In 1997/98, Richard returned to HBO for his second comedy hour, “Richard Jeni: A Good Catholic Boy”. In it’s premiere outing, the show was the fifth highest rated cable program of the week and a non-stop comedy barrage that Entertainment Tonight said, “left the audience dazzled, breathless, and hungry for more”. With his fourth special, Richard was now firmly established at the top of his profession and had amassed a body of work that could be matched by only a tiny handful of his contemporaries – no small trick for a shy kid from Brooklyn.

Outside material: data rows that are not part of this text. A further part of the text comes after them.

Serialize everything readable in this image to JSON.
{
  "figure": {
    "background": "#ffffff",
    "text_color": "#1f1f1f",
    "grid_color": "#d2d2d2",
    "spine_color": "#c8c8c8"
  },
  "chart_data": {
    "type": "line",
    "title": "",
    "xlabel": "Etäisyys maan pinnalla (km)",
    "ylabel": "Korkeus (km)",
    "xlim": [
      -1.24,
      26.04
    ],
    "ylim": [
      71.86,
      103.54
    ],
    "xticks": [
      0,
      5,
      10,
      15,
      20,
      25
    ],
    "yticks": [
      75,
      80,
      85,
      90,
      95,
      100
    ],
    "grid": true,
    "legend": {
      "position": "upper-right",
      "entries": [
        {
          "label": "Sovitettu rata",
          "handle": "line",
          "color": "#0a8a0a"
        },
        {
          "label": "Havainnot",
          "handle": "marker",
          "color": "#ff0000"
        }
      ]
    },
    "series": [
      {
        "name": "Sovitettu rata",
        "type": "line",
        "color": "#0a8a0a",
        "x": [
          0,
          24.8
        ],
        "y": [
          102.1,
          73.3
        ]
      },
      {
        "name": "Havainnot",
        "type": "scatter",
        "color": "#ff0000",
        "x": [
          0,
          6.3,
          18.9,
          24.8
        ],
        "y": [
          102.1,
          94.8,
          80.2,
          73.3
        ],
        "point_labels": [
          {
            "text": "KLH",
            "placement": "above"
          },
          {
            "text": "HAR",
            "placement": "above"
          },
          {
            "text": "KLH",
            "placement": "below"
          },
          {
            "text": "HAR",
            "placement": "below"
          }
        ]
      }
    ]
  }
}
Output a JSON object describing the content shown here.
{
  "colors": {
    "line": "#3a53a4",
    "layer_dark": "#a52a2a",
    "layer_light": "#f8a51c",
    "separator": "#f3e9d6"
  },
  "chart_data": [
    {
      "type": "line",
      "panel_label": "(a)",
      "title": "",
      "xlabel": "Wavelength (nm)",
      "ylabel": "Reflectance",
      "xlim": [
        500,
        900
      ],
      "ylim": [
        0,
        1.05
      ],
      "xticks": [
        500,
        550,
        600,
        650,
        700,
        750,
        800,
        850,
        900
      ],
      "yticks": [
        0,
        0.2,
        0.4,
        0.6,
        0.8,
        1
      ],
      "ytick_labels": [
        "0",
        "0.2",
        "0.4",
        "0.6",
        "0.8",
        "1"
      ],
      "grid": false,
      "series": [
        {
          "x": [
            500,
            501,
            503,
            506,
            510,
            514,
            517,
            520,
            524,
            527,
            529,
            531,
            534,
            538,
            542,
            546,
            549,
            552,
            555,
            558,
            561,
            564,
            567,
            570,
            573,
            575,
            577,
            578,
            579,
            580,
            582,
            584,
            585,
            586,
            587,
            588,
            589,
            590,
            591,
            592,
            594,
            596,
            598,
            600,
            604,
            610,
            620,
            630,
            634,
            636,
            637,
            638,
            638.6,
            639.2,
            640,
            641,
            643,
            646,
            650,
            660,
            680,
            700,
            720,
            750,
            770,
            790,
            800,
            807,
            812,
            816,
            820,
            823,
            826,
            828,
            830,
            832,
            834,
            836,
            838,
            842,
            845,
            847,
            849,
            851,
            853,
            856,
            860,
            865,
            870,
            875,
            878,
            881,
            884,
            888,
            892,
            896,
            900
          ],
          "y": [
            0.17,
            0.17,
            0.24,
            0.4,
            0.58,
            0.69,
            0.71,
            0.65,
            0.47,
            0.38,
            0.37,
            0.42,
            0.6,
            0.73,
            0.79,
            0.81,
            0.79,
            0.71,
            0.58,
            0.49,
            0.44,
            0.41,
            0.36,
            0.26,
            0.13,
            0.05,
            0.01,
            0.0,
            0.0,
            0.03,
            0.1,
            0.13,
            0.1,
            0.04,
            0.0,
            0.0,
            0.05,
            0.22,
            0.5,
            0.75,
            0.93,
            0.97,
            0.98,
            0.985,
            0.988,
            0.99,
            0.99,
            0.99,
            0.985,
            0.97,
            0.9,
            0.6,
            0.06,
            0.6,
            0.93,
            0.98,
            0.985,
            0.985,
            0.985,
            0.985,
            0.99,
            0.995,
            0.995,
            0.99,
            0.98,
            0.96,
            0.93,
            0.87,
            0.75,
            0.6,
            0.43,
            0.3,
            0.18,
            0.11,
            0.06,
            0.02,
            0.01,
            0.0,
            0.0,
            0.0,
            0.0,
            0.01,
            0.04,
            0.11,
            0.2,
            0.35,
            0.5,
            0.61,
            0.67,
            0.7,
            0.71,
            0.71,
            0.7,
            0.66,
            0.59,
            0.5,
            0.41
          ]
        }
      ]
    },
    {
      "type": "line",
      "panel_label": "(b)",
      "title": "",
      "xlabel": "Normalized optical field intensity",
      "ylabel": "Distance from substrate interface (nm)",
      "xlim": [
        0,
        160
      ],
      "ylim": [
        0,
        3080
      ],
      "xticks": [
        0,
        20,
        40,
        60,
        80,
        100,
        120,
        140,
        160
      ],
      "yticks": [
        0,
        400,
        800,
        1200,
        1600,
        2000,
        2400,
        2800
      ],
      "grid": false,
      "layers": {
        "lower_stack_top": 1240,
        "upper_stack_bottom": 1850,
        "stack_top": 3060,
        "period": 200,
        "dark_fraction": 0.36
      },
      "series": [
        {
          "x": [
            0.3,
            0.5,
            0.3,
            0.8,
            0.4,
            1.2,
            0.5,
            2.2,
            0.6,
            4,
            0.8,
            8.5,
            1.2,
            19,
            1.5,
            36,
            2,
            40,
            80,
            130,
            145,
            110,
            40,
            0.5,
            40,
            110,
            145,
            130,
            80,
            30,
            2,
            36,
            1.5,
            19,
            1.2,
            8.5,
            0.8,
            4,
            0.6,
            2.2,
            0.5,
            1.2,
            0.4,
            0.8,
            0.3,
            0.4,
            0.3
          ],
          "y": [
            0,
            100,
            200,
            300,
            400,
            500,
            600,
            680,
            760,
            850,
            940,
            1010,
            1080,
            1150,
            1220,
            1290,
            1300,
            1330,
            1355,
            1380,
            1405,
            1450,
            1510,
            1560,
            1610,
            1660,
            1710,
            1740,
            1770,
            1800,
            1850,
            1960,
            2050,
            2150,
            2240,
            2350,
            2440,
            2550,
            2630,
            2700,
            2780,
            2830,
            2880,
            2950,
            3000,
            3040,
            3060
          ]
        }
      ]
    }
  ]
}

Richard grew up in one of the thousands of Italian-American families in the tough lower middle-class neighborhood of Bensonhurst. “We had more Tony’s than Phantom of the Opera”, says Richard. Although the area is not known for show business, Richard points out with tongue-in-cheek pride, "I went to the High School that they show at the beginning of “Welcome Back Kotter”. I hung out in the disco they used in “Saturday Night Fever”. It was an interesting neighborhood and probably leads the country in guys with names like “Nicky the Squid Calamari”. In my neighborhood, “Goodfellas” was pretty much a home movie. Like most kids who never traveled anywhere, I had a myopic worldview that sheltered my psyche from some of the more brutal aspects of my environment. The fact that people were found murdered and dismembered within walking distance of my house on a regular basis was not particulary alarming because I assumed that the same thing must be going on in, say, Greenwich, CT – wherever the hell that was!" “As a kid I worshipped my father who was a big comedy fan and a collector of comedy albums. My interest in comedy began as an attempt to imitate his behavior in one of a string of futile attempts to bond with him. When he was at work I’d sneak out the comedy albums and sit there listening, enthralled. I imagined this special hideaway where people went to hear these dirty jokes. It was so naughty and raucous and best of all, forbidden – very appetizing to a kid – kind of like an X-rated treehouse. I was hooked.”